Cuando tengo que salir a hacer algún asunto a la calle, al mismo tiempo que me visto y me pongo el calzado, me armo también de paciencia. Me entra vértigo al pensar en salir ahí fuera y enfrentarme con todos los ríos de gente que, injustamente, han sido dotados de boca, ojos, pies, medio cerebro y deambulan de aquí para allá con sus bolsas, sus maletas y sus sombreros de gente extraña. Hay personas que andan despacio, como embobadas, sin saber exactamente a dónde van, parándose en mitad de la calle, estorbando. Jesús. Luego están los que se ponen a gritar a las viejas por un pequeño empujón o roce. Tienen un miedo casi ancestral a que se les toque.
Gente que cuando se enfada, grita. Cuando están contentos, gritan. Y cuando no tienen nada que decir realmente, gritan más alto para que se les oiga. Caminan buscando tiendas para comprarse más bolsos, más zapatos, más teléfonos móviles con enorme ansiedad. Con sangre en sus ojos. Igual que los yonkis que caminan por todas las ciudades del mundo en busca de su estrellita. Pero éstos no gritan, ni se suelen quedar parados embobados. Bueno, algunos sí.

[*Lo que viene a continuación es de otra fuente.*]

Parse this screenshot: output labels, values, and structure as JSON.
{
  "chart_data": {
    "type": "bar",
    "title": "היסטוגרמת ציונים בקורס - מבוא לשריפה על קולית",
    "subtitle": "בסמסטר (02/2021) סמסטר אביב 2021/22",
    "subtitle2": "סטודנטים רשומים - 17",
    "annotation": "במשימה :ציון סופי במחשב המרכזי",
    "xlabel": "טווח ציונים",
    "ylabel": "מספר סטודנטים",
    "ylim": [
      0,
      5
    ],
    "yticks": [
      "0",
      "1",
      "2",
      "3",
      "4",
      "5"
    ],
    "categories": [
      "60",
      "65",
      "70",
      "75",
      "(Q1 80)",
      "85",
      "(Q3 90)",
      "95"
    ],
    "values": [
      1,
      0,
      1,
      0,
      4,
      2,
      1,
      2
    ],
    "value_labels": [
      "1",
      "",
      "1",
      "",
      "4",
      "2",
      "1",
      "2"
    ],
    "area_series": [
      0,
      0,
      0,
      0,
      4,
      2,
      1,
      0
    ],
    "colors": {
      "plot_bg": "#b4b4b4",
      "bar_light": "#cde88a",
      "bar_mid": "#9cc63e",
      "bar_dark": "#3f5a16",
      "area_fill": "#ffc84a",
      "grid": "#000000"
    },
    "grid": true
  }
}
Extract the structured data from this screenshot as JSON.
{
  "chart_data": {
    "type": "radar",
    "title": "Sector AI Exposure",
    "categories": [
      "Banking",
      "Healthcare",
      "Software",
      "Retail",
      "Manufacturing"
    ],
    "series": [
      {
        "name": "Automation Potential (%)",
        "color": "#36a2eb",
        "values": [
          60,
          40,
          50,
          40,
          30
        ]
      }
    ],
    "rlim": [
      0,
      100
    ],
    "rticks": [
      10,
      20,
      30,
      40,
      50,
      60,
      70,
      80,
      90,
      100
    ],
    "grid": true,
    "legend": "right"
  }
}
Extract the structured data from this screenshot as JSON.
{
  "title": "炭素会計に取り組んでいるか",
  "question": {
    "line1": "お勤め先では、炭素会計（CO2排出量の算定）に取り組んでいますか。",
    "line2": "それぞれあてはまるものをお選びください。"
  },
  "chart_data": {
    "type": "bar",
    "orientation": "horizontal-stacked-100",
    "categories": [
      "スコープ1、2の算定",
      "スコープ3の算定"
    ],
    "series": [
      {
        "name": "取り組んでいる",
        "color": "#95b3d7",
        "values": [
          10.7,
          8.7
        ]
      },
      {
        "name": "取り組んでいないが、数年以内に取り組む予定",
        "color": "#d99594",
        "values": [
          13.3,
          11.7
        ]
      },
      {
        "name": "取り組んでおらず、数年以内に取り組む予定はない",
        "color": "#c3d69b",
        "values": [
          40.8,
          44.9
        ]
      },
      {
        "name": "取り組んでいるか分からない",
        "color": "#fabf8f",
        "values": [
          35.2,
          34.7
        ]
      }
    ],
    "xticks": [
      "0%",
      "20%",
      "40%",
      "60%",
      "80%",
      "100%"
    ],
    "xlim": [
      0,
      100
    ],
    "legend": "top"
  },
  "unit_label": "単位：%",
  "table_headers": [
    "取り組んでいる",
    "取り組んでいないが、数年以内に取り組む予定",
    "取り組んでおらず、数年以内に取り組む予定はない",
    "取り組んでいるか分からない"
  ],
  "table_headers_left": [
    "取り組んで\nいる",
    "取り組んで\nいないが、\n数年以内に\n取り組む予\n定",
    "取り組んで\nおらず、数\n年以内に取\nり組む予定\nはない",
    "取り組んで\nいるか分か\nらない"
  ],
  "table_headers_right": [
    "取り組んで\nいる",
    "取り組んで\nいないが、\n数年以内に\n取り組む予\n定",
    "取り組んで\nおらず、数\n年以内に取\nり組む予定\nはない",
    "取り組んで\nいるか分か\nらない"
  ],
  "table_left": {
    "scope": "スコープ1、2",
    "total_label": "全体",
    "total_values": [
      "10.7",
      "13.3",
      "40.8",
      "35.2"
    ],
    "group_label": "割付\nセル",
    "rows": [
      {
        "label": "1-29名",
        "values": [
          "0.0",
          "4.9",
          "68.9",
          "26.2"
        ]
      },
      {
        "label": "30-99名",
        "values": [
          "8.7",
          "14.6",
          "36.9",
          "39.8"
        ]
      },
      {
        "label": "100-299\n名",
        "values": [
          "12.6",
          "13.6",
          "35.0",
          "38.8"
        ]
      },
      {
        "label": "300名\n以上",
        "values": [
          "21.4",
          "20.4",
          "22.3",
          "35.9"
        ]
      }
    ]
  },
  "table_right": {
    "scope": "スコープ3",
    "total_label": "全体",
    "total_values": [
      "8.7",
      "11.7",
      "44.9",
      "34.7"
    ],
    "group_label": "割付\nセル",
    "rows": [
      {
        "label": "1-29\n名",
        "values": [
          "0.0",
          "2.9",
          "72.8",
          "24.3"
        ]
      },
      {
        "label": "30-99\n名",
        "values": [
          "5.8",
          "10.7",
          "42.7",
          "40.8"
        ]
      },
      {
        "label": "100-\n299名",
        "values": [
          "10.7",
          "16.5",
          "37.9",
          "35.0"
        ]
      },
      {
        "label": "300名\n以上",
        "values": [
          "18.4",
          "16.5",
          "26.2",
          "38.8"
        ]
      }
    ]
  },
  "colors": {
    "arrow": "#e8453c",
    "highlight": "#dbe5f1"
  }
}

Yo, camino despacio, porque las plantas de los pies me están matando. Tanto caminar, tanto caminar. Es casi de locos, “kafkiano” que dirían. Solamente parece que estás mentalmente sano si haces cosas que hace cien o doscientos años se considerarían locuras. Estar mentalmente sano es la nueva locura del siglo veintiuno. Debo de estar un poco loco, o quizás eso que dicen, haciéndome viejo.